RDP 2002-07: An Exploration of Marginal Attachment to the Australian Labour Market 6. Conclusion

This paper provides evidence on whether Australia's marginally attached can be thought of as representing part of the effective labour supply. Longitudinal data from the SEUP have been used to compare the labour market dynamics of various groups, and multivariate regression techniques have been used to estimate what factors are most strongly related to the labour force transitions for the unemployed and marginally attached.

The analysis of labour market dynamics demonstrates that there are few differences between the dynamic behaviour of the marginally attached and the unemployed. The two groups have a similar probability of remaining in the same labour force state, although they are slightly different in the extent to which they move completely out of the labour force. The key difference is that the marginally attached find it more difficult to secure a job in the short-run, and many have to spend some time in active job search before they find work. Given that the marginally attached have a similar rate of transition into employment as the other NILF category, this indicates their reasons for not searching for work are very different – probably indicating differences in personal circumstances. Overall the transition analysis suggests that the marginally attached have a similar attachment to the labour force as the unemployed, which is an argument for including both groups in assessing effective labour supply.

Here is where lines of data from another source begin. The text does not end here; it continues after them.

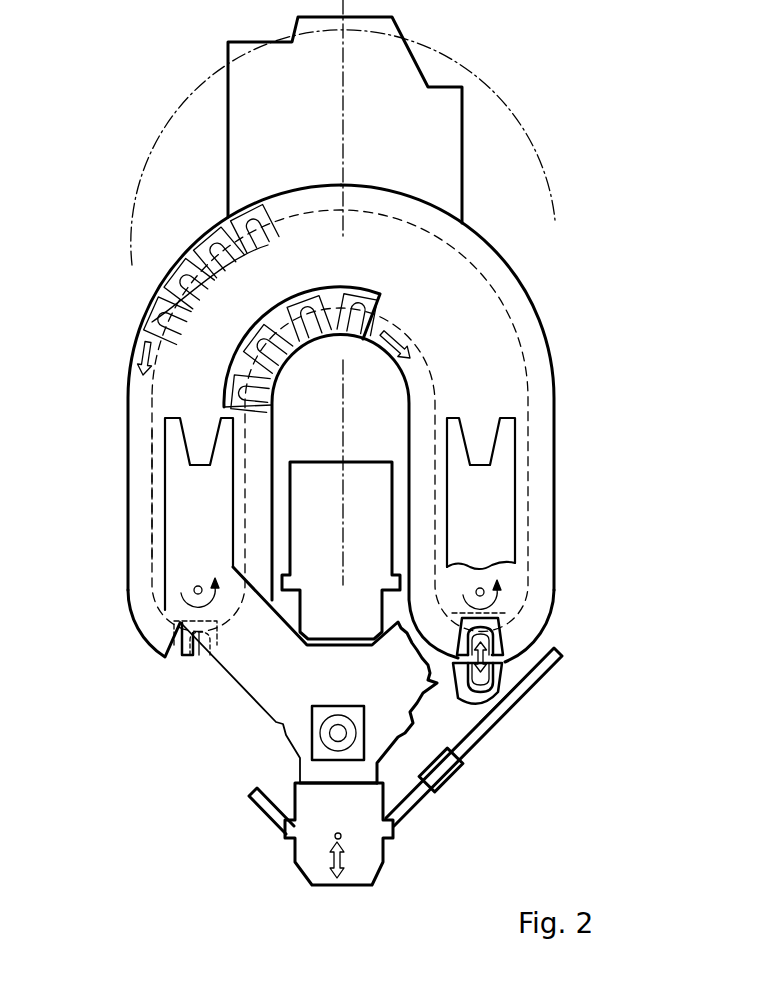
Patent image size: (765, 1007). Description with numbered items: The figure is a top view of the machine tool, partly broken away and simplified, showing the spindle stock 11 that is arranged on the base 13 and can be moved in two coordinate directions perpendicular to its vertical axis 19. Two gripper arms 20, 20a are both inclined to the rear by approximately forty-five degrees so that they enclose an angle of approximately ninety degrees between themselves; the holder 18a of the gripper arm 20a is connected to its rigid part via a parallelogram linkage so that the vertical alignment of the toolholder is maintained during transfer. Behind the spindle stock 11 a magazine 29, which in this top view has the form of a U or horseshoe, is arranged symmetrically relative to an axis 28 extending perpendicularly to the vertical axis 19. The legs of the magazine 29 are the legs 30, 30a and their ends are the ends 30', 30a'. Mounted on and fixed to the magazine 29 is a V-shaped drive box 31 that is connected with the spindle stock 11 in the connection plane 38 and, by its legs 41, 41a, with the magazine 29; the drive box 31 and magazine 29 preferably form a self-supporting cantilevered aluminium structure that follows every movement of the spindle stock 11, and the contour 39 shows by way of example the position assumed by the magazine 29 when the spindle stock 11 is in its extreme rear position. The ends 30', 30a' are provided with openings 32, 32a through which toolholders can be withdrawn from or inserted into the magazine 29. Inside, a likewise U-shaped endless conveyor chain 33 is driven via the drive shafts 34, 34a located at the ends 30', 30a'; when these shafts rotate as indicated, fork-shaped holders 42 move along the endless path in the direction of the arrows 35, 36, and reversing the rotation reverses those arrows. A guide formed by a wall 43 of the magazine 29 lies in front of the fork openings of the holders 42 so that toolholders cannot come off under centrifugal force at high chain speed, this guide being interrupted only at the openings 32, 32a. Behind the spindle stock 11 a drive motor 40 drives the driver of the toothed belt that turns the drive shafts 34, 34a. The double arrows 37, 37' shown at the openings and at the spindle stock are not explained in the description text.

The spindle stock 11 is at (370, 867).
The base 13 is at (447, 180).
The holder 18a is at (487, 700).
The vertical axis 19 is at (341, 836).
The gripper arm 20 is at (277, 810).
The gripper arm 20a is at (413, 797).
The axis 28 is at (345, 127).
The magazine 29 is at (303, 242).
The leg of the magazine 30 is at (201, 387).
The leg of the magazine 30a is at (497, 387).
The end of the magazine leg 30' is at (127, 626).
The end of the magazine leg 30a' is at (564, 617).
The drive box 31 is at (257, 687).
The opening 32 is at (172, 660).
The opening 32a is at (507, 641).
The endless conveyor chain 33 is at (150, 523).
The drive shaft 34 is at (197, 587).
The drive shaft 34a is at (485, 590).
The arrow 35 is at (137, 350).
The arrow 36 is at (387, 332).
The double arrow movement 37 is at (534, 676).
The double arrow movement 37' is at (311, 881).
The connection plane 38 is at (333, 787).
The contour 39 is at (510, 78).
The drive motor 40 is at (313, 738).
The leg of the drive box 41 is at (203, 483).
The leg of the drive box 41a is at (480, 483).
The fork-shaped holder 42 is at (203, 252).
The wall 43 is at (207, 233).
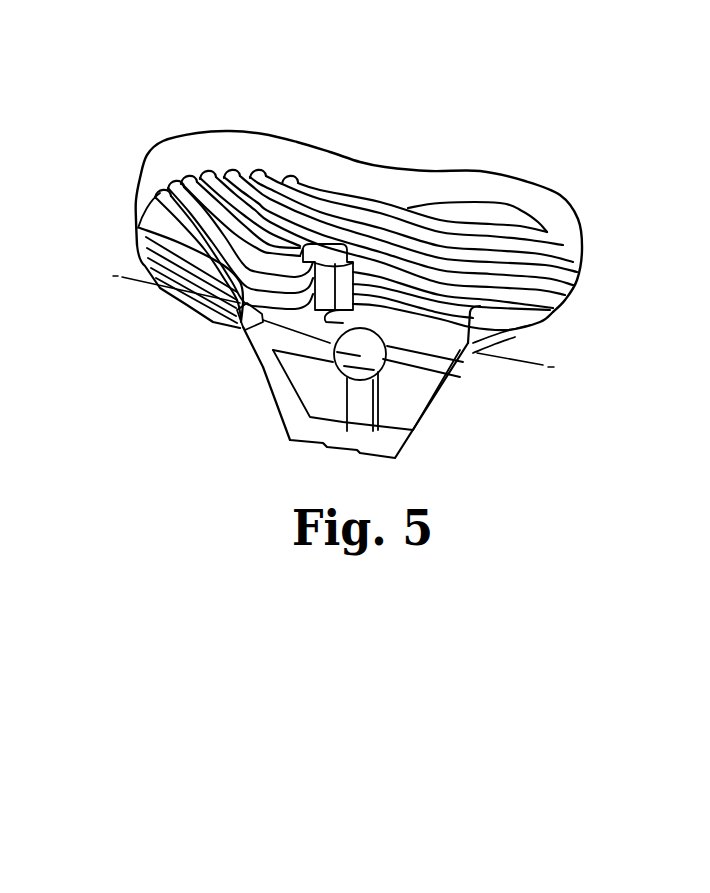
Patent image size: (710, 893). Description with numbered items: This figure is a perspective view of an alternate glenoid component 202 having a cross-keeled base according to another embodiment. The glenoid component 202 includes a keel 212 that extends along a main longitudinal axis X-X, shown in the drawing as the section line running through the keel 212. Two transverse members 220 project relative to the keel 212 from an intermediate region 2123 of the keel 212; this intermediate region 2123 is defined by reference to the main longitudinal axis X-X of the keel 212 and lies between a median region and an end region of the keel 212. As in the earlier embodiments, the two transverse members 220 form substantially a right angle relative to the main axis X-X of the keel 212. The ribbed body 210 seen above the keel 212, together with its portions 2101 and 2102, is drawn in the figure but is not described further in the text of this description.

The glenoid component 202 is at (463, 107).
The ribbed pad 210 is at (543, 208).
The first ribbed portion 2101 is at (225, 195).
The second ribbed portion 2102 is at (580, 295).
The transverse members 220 is at (327, 293).
The keel 212 is at (437, 405).
The intermediate region 2123 is at (200, 334).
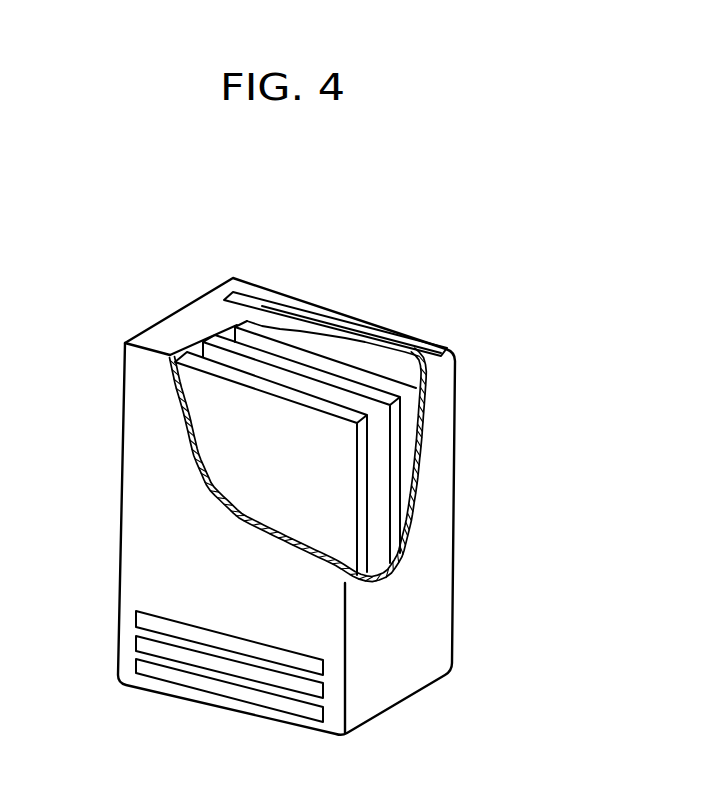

The regression analysis of transition teases out the differences in the effect of personal circumstances on the dynamic behaviour of unemployed and marginally attached. A broad pattern evident in the regression analysis is that, for the unemployed, personal circumstances affect the probability of finding employment relative to that of remaining in unemployment, but they only have limited effects on other labour force transitions. For the marginally attached, personal circumstances tend to affect the transitions between all the labour force states. While the overall transitions are similar for the unemployed and marginally attached populations, the factors driving their behaviour can differ substantially.

Educational attainment is positively correlated with the probability of finding work for both groups. Family structure also has an effect on the dynamic labour market outcomes for both the unemployed and the marginally attached, and as hypothesised, the effects vary with gender. The presence of dependent children reduces the probability of both groups moving into employment, although the results suggest that for males with dependents, there is an offsetting effect. Having a disability decreases the probability of finding employment for both groups, although the effect is larger and more statistically significant for those who are unemployed. However, having a disability among the older marginally attached is associated with large transitions into employment (especially in the medium and long-run), apparently without an intervening spell of unemployment. If, as we speculate, this is related to the recovery from an injury or illness that prevented them from working, then there is an argument for including them as a part of the aggregate labour supply because their attachment to the labour force is strong.

While there are similarities in the aggregate labour market dynamics of the marginally attached and the unemployed, the factors that are correlated with transitions between the labour force states are quite different. This suggests that the decision about whether or not the marginally attached are classified as being part of the aggregate labour supply depends on the policy question being asked. For example, if we want to consider the macroeconomic effects of changes to family policy, such as the affordability of childcare, our analysis suggests that we should count marginally attached females as a part of the potential labour supply.

In general, this analysis suggests that a range of measures of potential labour supply should be considered, and as such it supports recent moves by the ABS to publish such data (ABS 2002). However, it should be noted that the recent ABS initiative only includes a small subset of marginally attached workers in the alternative measures of labour supply (mainly discouraged workers). The analysis in this paper suggests that a much higher proportion of the marginally attached should be considered in measures of effective labour supply.